The last thing you want to do is drive him farther away. Be as pleasant as you can whenever you’re around him, unless the only way to do so is to be absolutely fake.

If you’re wondering, can I get my ex boy friend back by pretending to be this way or that way? Then you have to wonder why you want to be back with him anyway. You might be better off finding someone who doesn’t make you need to pretend.

If you can be pleasant, then whatever problems you had before the breakup probably don’t seem nearly as important now. You might find yourself wondering why you weren’t more pleasant when you were together.

You can’t change the past, but do remember that later when you’re back together. Point it out to him, and let him know that you did take him for granted. He probably took you for granted too, but don’t expect him to admit it now.

Some other things you might be thinking of trying could either be disastrous or they could work in your favor.

Can I get my ex boyfriend back if he has a girlfriend?

This is probably the hardest situation to overcome. Not only is it difficult to be alone with him if he has someone else, he’s focused on the new relationship. You’re part of the past, and not a priority. Being nice right now is crucial.
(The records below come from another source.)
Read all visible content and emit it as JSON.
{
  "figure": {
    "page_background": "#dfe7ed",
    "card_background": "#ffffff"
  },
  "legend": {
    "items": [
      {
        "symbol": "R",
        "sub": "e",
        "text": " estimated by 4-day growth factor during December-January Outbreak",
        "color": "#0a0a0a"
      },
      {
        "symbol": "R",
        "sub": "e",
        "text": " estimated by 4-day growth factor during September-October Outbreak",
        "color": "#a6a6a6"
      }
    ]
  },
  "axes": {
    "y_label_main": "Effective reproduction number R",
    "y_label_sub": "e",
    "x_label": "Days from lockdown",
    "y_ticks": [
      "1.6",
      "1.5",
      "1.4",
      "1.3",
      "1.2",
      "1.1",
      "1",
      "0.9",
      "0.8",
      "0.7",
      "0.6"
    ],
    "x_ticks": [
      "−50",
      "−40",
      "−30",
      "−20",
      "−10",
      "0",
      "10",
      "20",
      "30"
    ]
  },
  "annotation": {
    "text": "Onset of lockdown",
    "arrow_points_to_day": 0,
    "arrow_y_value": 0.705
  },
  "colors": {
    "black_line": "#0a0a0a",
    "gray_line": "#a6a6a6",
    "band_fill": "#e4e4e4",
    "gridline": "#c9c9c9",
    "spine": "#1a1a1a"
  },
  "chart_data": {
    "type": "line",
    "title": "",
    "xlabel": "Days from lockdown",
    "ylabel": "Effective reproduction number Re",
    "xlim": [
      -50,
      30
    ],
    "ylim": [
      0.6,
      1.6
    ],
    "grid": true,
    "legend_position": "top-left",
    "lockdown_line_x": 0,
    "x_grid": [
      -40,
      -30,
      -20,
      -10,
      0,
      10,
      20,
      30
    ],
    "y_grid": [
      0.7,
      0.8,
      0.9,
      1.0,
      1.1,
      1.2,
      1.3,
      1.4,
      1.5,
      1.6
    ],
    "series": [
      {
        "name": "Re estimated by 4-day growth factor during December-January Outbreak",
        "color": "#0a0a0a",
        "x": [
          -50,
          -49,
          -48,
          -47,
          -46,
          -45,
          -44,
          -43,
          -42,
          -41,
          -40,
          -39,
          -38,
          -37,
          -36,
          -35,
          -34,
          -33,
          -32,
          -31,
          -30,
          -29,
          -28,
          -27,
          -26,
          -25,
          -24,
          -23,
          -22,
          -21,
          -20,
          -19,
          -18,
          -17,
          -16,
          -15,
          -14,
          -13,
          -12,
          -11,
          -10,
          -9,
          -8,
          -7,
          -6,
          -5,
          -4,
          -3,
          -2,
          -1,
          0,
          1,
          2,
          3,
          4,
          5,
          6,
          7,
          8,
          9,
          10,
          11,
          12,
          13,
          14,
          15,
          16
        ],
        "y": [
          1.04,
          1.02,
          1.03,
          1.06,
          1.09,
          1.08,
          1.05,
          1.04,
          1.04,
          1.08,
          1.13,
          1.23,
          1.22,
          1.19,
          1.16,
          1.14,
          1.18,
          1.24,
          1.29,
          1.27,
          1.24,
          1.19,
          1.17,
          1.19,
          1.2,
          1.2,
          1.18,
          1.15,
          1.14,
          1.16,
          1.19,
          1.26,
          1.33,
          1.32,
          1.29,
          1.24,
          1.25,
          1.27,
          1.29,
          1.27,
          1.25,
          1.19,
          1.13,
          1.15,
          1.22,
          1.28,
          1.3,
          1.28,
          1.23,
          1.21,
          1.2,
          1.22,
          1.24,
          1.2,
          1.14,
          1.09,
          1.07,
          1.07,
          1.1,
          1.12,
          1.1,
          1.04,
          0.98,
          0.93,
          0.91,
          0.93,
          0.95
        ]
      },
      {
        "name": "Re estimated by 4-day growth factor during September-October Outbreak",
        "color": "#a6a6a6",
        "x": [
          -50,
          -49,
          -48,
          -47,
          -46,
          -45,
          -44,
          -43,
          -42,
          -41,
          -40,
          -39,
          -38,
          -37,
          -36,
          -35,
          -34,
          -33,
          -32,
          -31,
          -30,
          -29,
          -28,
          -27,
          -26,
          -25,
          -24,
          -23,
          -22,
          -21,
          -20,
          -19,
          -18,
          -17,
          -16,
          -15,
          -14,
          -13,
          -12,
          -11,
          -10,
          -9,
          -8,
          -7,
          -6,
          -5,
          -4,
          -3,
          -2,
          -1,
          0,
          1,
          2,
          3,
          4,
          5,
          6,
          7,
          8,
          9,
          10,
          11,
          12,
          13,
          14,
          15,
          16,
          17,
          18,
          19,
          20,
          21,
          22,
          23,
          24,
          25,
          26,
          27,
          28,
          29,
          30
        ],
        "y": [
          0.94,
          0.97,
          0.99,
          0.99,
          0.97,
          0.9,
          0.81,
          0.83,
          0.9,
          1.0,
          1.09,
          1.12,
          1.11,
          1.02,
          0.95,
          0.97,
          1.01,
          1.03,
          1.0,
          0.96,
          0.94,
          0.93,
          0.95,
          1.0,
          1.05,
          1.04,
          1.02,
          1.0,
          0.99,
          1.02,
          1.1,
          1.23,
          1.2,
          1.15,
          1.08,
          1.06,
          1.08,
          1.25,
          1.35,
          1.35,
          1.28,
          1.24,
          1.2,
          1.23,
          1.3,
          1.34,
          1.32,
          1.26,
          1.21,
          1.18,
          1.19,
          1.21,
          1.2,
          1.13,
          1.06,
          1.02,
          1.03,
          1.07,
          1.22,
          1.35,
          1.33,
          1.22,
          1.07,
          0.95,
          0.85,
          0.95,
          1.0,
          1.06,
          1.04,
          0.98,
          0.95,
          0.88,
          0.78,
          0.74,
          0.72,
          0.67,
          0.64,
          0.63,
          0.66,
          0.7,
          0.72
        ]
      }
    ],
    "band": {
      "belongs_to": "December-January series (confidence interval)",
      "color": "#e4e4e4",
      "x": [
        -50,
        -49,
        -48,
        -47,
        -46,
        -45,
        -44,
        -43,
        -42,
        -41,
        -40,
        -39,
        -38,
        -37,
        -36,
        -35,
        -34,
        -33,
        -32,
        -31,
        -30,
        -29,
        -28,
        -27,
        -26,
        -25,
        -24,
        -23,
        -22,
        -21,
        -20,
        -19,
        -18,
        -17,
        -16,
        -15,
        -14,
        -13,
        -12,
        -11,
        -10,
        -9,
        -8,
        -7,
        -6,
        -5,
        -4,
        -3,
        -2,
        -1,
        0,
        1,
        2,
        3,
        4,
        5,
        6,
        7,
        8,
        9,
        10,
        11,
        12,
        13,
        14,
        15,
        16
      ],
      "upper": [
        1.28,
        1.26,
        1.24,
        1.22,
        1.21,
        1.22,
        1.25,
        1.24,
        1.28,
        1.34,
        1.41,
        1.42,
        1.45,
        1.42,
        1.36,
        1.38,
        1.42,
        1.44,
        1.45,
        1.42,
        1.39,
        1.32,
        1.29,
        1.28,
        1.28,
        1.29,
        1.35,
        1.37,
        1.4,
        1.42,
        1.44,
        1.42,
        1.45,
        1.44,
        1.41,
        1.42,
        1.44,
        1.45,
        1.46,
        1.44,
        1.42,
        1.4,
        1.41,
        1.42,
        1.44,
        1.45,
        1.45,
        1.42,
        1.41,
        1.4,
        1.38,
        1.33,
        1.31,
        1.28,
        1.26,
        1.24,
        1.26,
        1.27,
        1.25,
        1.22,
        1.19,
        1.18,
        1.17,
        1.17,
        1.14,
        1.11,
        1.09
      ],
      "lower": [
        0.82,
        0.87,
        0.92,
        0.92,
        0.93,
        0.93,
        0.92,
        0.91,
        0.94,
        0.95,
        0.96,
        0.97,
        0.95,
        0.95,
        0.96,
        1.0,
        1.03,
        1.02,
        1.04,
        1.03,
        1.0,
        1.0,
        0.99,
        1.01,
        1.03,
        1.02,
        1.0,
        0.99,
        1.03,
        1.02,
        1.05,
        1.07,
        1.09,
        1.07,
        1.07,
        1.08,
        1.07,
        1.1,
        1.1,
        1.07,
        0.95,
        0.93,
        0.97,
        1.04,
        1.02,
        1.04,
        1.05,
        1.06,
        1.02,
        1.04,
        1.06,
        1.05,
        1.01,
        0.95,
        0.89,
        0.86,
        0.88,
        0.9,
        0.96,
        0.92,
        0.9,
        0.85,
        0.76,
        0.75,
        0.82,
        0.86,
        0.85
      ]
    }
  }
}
You have to make him see how wonderful you are and how much he’s missing.

Can I get my ex boyfriend back by trickery?

No matter what kind of deception you’re thinking of, even if it doesn’t seem harmful—forget it now. Even the most innocent-seeming lie or exaggeration could backfire later. What’s the point of figuring out how to get him back only to lose him a little while later because he finds out about your dishonesty?

Can I get my ex boyfriend back by making him jealous?

It’s possible, but it could also backfire and make him think you’ve moved on. If you really feel the need to date, then do so if you need that to be happy.

But if you’re considering going out with someone just to make your ex jealous, that’s not really fair to your date, or you. Games like this usually don’t work. Be honest with yourself and others, and you stand a better chance of getting back together with your ex.